Они уже ждали — люди из долины. Их было сотни три, даже больше, и они собрались группами у лачуг. Все они были вооружены: кто винтовками и гранатами, а кто — топорами и мотыгами. Они разожгли костры вдоль дороги, идущей между домами, сидели и стояли у огня, ели, пили, курили и разговаривали. Некоторые держали на поводках собак. Хозяин первой хижины стоял на пороге вместе с сыном. У них тоже было оружие. Мальчик держал мотыгу, а из-за пояса торчал нож.
Отец угрюмо посмотрел на меня осоловевшими глазами:
— Ваш друг умер, — сказал он. — Мертв уже много часов.

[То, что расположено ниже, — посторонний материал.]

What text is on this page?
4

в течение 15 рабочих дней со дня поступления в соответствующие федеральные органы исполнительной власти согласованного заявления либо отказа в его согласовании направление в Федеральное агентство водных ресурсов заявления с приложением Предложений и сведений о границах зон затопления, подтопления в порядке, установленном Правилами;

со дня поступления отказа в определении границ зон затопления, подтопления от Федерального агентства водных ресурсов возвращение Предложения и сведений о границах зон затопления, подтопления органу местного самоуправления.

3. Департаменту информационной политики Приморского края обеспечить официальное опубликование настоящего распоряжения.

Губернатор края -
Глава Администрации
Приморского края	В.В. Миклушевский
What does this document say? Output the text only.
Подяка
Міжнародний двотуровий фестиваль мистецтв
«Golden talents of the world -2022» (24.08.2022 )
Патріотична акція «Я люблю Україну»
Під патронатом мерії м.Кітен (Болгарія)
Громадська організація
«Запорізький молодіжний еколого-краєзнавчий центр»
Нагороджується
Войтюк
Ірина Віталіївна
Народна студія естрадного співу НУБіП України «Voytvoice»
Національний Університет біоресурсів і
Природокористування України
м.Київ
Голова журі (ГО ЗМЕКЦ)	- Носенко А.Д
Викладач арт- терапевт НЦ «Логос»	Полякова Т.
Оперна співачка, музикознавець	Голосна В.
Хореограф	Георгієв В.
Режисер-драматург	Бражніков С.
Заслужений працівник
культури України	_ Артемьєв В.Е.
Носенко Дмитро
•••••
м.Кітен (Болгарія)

Я протиснулся за ним в дверь и вошел в комнату. Там горели свечи: одна в изголовье, другая у ног. Я склонился над Виктором и взял его за руку.
Хозяин солгал мне, Виктор еще дышал. Он открыл глаза, когда почувствовал прикосновение.
— Ты видел ее? — спросил он.
— Да, — ответил я.
— Я знал это. Я лежал здесь, но чувствовал, что это случится. Она — моя жена. Все эти годы я любил ее, но увидеть ее суждено было тебе. Ревновать уже поздно, правда?
Огонь свечей был слишком слабый, и он не видел теней у двери, не слышал голосов и возни на улице.
— Ты дал ей мое письмо?
— Оно у нее. Она просила тебя не беспокоиться и не волноваться за нее.
С ней все в порядке. С ней все будет хорошо.
Виктор улыбнулся и выпустил мою руку.
— Все правда, — прошептал он. — Моя мечта о Монте Верите оказалась правдой. Она довольна и счастлива и никогда не состарится, всегда будет прекрасной. Скажи, ее волосы, ее глаза, ее улыбка все такие же?
— Точно такие же, — ответил я. — Анна навсегда останется самой красивой женщиной из всех, каких мы с тобой только знали.
Он промолчал. Я ждал у его постели и вдруг услышал звук рога, ему ответил второй, третий. Толпа на улице зашевелилась. Люди вскидывали на плечи оружие, тушили костры, собирались вместе, чтобы тронуться в путь.
Раздался лай собак. Послышался возбужденный смех.
Когда звуки замерли, я вышел на улицу и стоял один в опустевшей деревне, глядя на полную Луну, поднимавшуюся из темной долины.